What can you do when your superannuation drops?
Wednesday September 24, 2008
A superannuation fund needs to grow over time in order for you to reach your retirement goal, so what should you do in a year when it loses money instead of gaining it? Well, to start with, don't panic. The nature of a superannuation fund is that it will have an average rate of returns. If your superannuation fund has lost money this year, look back on other years and compare the growth of those years to the average. You are likely to find many years where the rate of growth was a lot higher than it seemingly should have been. Regardless of the types of superannuation funds you choose, there will always be good and bad years.

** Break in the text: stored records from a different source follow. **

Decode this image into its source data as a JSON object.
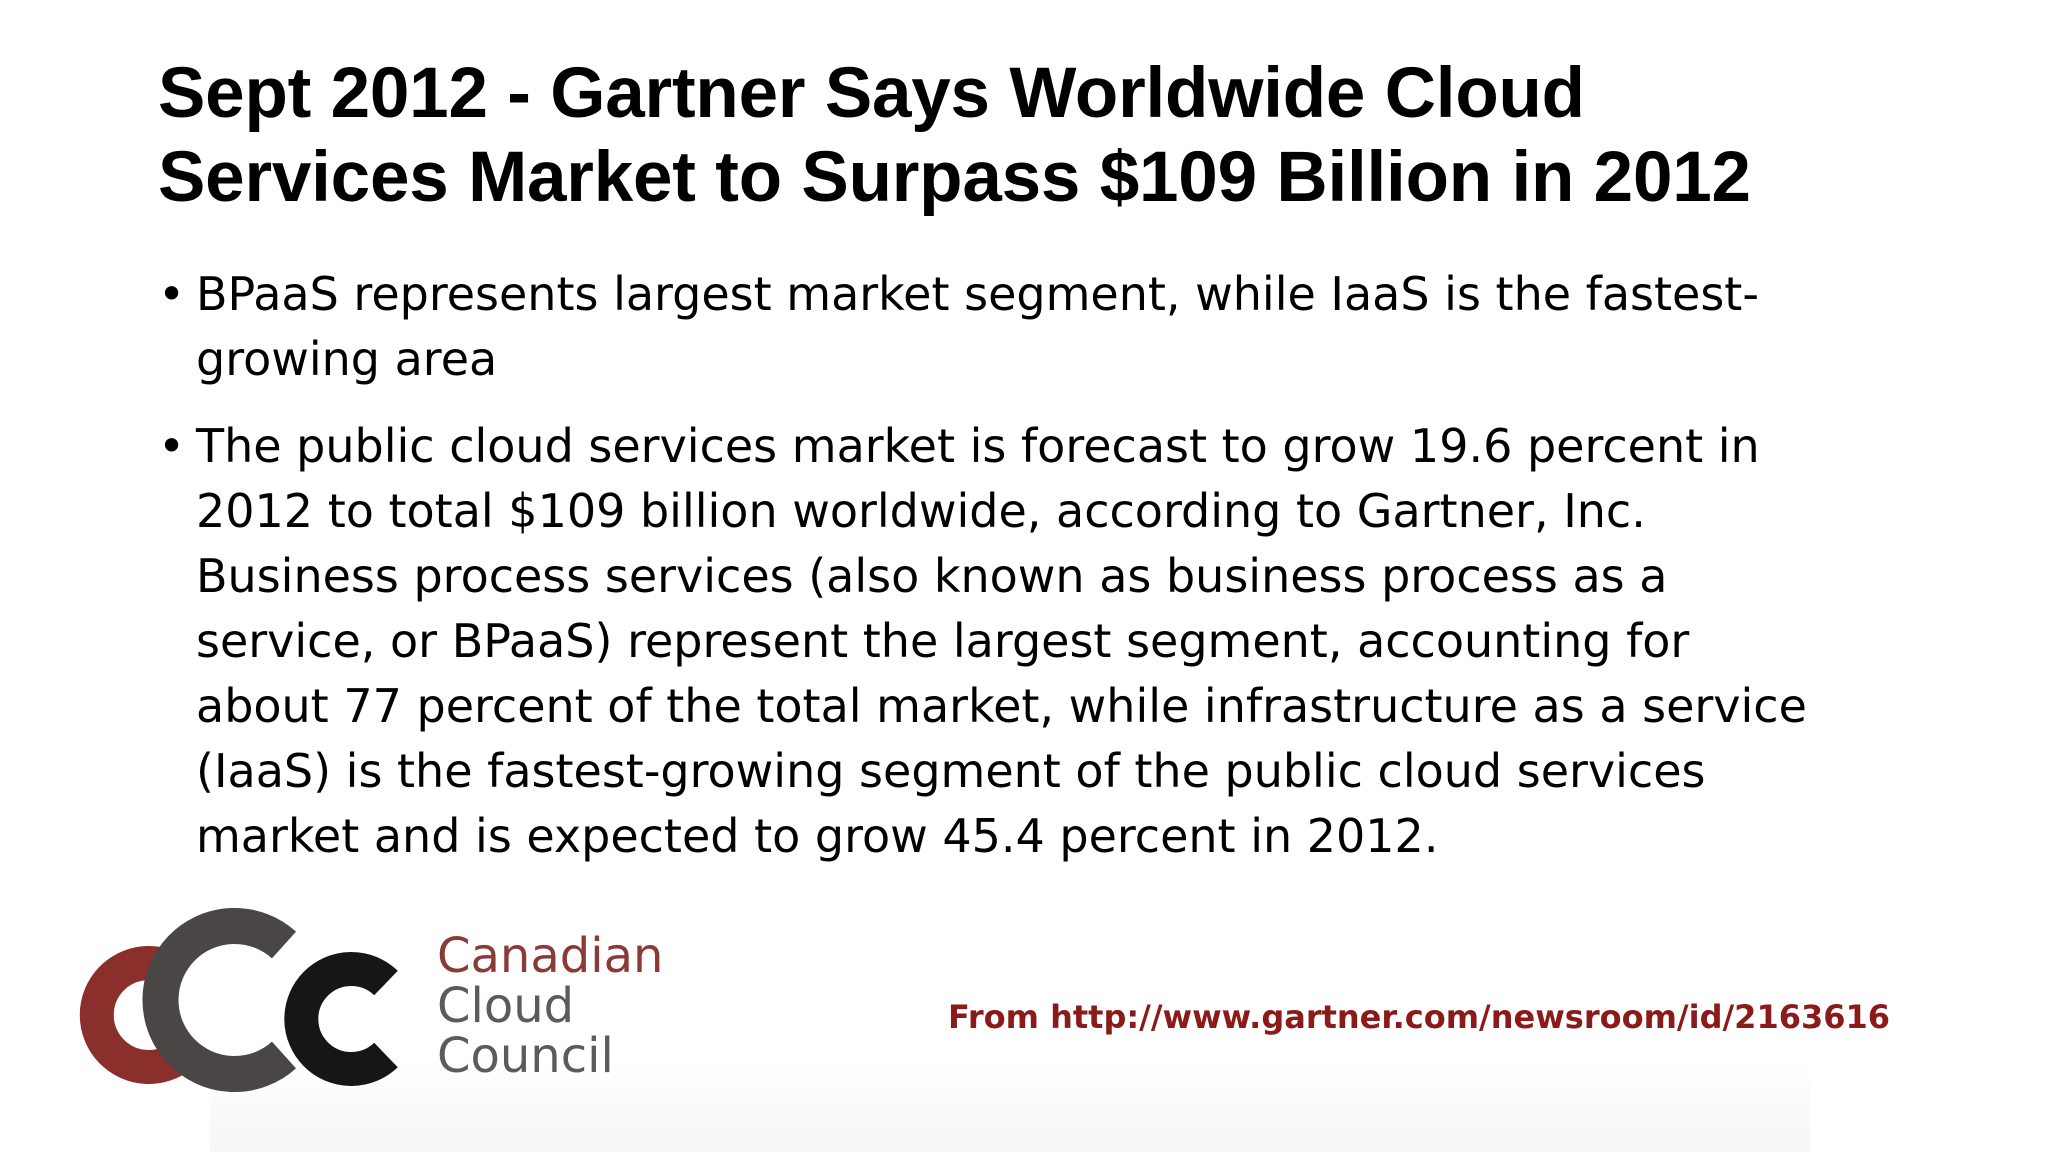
{
  "slide": {
    "title_lines": [
      "Sept 2012 - Gartner Says Worldwide Cloud",
      "Services Market to Surpass $109 Billion in 2012"
    ],
    "bullet_symbol": "•",
    "bullets": [
      {
        "lines": [
          "BPaaS represents largest market segment, while IaaS is the fastest-",
          "growing area"
        ]
      },
      {
        "lines": [
          "The public cloud services market is forecast to grow 19.6 percent in",
          "2012 to total $109 billion worldwide, according to Gartner, Inc.",
          "Business process services (also known as business process as a",
          "service, or BPaaS) represent the largest segment, accounting for",
          "about 77 percent of the total market, while infrastructure as a service",
          "(IaaS) is the fastest-growing segment of the public cloud services",
          "market and is expected to grow 45.4 percent in 2012."
        ]
      }
    ]
  },
  "logo": {
    "lines": [
      "Canadian",
      "Cloud",
      "Council"
    ],
    "colors": {
      "red": "#8b2f2c",
      "dark": "#1a1a1a",
      "grey": "#5e5a5a"
    },
    "icon": "ccc-logo-icon"
  },
  "source": {
    "text": "From http://www.gartner.com/newsroom/id/2163616",
    "color": "#8b1a1a"
  }
}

What is important is that the average rate of growth is high enough.
One way many people deal with drops in their superannuation fund is to try choosing a superannuation fund with lower fees. This will usually mean an industry superannuation fund, but those with more time to organise their superannuation may decide to open a self managed superannuation fund. A self managed superannuation fund can be very advantageous, as services like those offered by ESUPERFUND can make self managed superannuation fund use both easy and much cheaper than using other types of superannuation funds. While it will certainly require more knowledge of how a superannuation fund works than you would need with other types of superannuation funds and will require closer management, a self managed superannuation fund can offer a large enough saving on fees to make the extra work worthwhile. As long as you choose a good service to support you in managing your self managed superannuation fund, such as ESUPERFUND, you may find you have a lot more money to work with than you used to in your superannuation fund.